Rather than reflexively rolling back staffing changes, providers may consider ensuring the defensibility of their workforce practices. That means retaining acuity-driven assessments, documenting key workforce decisions, and continuing smart workforce investments — particularly where care quality or state surveyors demand it. 

Investor and Lender Considerations

The court’s decision removes a significant regulatory cost driver from near-term projections, particularly for facilities already struggling with workforce shortages or constrained operating margins. But the legal and policy landscape remains unsettled. Whether through appeal, new federal rulemaking or state-driven efforts, staffing mandates are likely to resurface in some form — and potentially with greater fragmentation across jurisdictions.

For investors and lenders, assessing staffing adequacy may need to be more nuanced than it would have been under the bright-line test under the proposed rule. Lenders seeking to finance long-term care facilities should focus on whether an operator has scalable staffing models, documented acuity-based staffing plans, and internal controls that can withstand evolving standards.

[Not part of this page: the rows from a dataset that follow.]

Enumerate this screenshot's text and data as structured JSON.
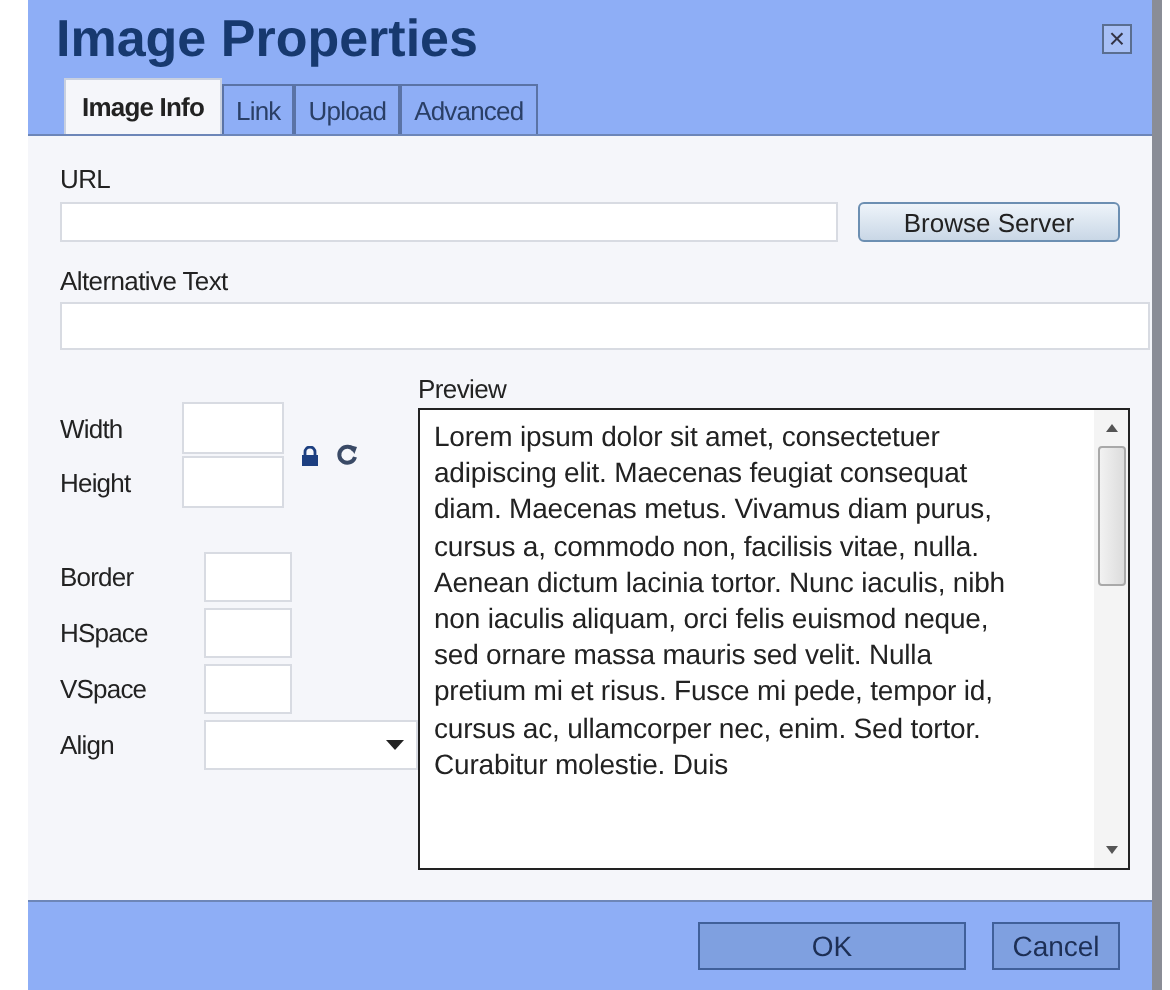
{
  "window": {
    "title": "Image Properties",
    "close": "×"
  },
  "tabs": [
    {
      "label": "Image Info",
      "selected": true
    },
    {
      "label": "Link",
      "selected": false
    },
    {
      "label": "Upload",
      "selected": false
    },
    {
      "label": "Advanced",
      "selected": false
    }
  ],
  "url": {
    "label": "URL",
    "button": "Browse Server"
  },
  "alt_text": {
    "label": "Alternative Text"
  },
  "size_fields": [
    {
      "label": "Width"
    },
    {
      "label": "Height"
    }
  ],
  "spacing_fields": [
    {
      "label": "Border"
    },
    {
      "label": "HSpace"
    },
    {
      "label": "VSpace"
    }
  ],
  "align": {
    "label": "Align"
  },
  "preview": {
    "label": "Preview",
    "text": "Lorem ipsum dolor sit amet, consectetuer adipiscing elit. Maecenas feugiat consequat diam. Maecenas metus. Vivamus diam purus, cursus a, commodo non, facilisis vitae, nulla. Aenean dictum lacinia tortor. Nunc iaculis, nibh non iaculis aliquam, orci felis euismod neque, sed ornare massa mauris sed velit. Nulla pretium mi et risus. Fusce mi pede, tempor id, cursus ac, ullamcorper nec, enim. Sed tortor. Curabitur molestie. Duis"
  },
  "buttons": [
    "OK",
    "Cancel"
  ]
}
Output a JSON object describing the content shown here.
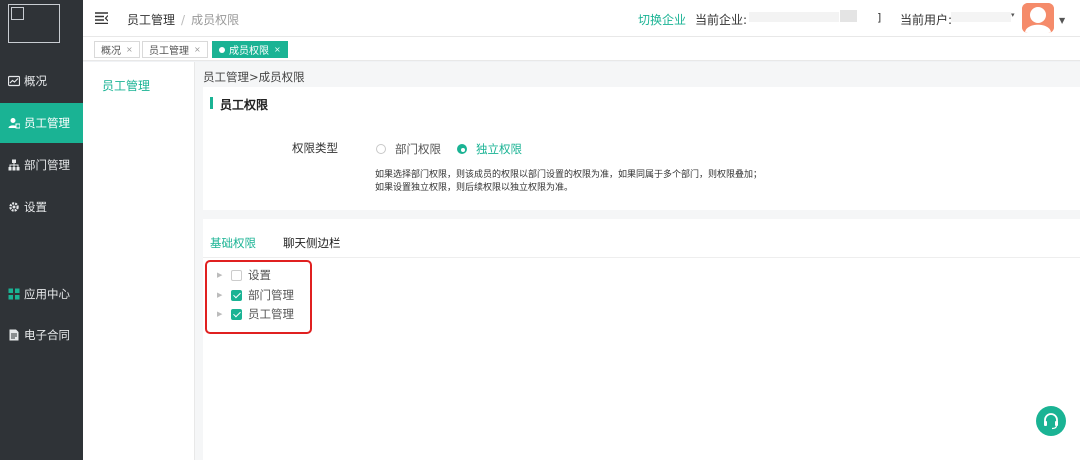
{
  "sidebar": {
    "items": [
      {
        "label": "概况",
        "icon": "chart-icon"
      },
      {
        "label": "员工管理",
        "icon": "users-icon"
      },
      {
        "label": "部门管理",
        "icon": "org-chart-icon"
      },
      {
        "label": "设置",
        "icon": "gear-icon"
      },
      {
        "label": "应用中心",
        "icon": "grid-icon"
      },
      {
        "label": "电子合同",
        "icon": "document-icon"
      }
    ],
    "active_index": 1
  },
  "header": {
    "breadcrumb": [
      "员工管理",
      "成员权限"
    ],
    "breadcrumb_sep": "/",
    "switch_company": "切换企业",
    "current_company_label": "当前企业:",
    "current_company_tail": "]",
    "current_user_label": "当前用户:"
  },
  "tabs": [
    {
      "label": "概况",
      "close": "×",
      "active": false
    },
    {
      "label": "员工管理",
      "close": "×",
      "active": false
    },
    {
      "label": "成员权限",
      "close": "×",
      "active": true
    }
  ],
  "submenu": {
    "item": "员工管理"
  },
  "page": {
    "breadcrumb": "员工管理>成员权限",
    "section_title": "员工权限",
    "permission_type_label": "权限类型",
    "radios": [
      {
        "label": "部门权限",
        "checked": false
      },
      {
        "label": "独立权限",
        "checked": true
      }
    ],
    "hint": "如果选择部门权限，则该成员的权限以部门设置的权限为准，如果同属于多个部门，则权限叠加；如果设置独立权限，则后续权限以独立权限为准。",
    "sub_tabs": [
      {
        "label": "基础权限",
        "active": true
      },
      {
        "label": "聊天侧边栏",
        "active": false
      }
    ],
    "tree": [
      {
        "label": "设置",
        "checked": false
      },
      {
        "label": "部门管理",
        "checked": true
      },
      {
        "label": "员工管理",
        "checked": true
      }
    ]
  },
  "colors": {
    "accent": "#1ab394",
    "sidebar_bg": "#2f3337",
    "highlight": "#e02020"
  }
}
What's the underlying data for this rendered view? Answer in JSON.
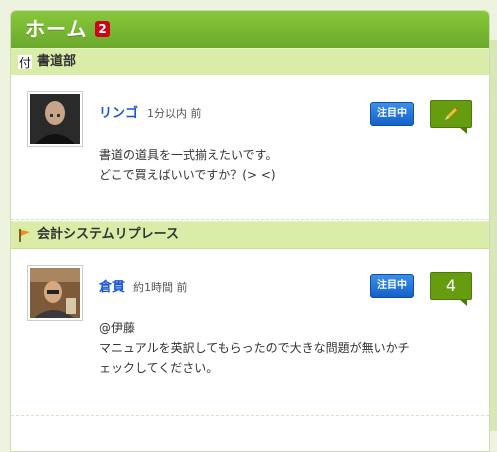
{
  "header": {
    "title": "ホーム",
    "badge": "2"
  },
  "posts": [
    {
      "section": "書道部",
      "section_icon": "calligraphy-icon",
      "user": "リンゴ",
      "time": "1分以内 前",
      "attention_label": "注目中",
      "bubble_icon": "pencil-icon",
      "body_lines": [
        "書道の道具を一式揃えたいです。",
        "どこで買えばいいですか？(> <)"
      ]
    },
    {
      "section": "会計システムリプレース",
      "section_icon": "flag-icon",
      "user": "倉貫",
      "time": "約1時間 前",
      "attention_label": "注目中",
      "bubble_count": "4",
      "body_lines": [
        "@伊藤",
        "マニュアルを英訳してもらったので大きな問題が無いかチ",
        "ェックしてください。"
      ]
    }
  ],
  "colors": {
    "header_green": "#7ab934",
    "section_bg": "#d9eca8",
    "name_blue": "#1a55d8",
    "attention_blue": "#1f73d6",
    "bubble_green": "#669c10",
    "badge_red": "#d0021b"
  }
}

Lenders should also track whether key states are planning to backfill the vacated federal mandate. Well-positioned senior living and care platforms will treat this moment as an opportunity to harden their compliance posture, not to relax it.

Conclusion

The CMS staffing rule was ambitious in scope, and its invalidation will be seen by some as a victory for operational autonomy and by others as a missed opportunity for workforce reform. But whatever the policy perspective, the legal implications are clear: in a post-Chevron world, agencies cannot rewrite statutes under the banner of guidance. 

The implications for providers and investors are less settled. Amidst the regulatory uncertainty, stakeholders should resist making sweeping operational and strategic changes, remaining ready and flexible if CMS or state regulators move forward with alternative polices. In the meantime, providers should continue investing in defensible staffing practices and documenting care adequacy tied to resident needs.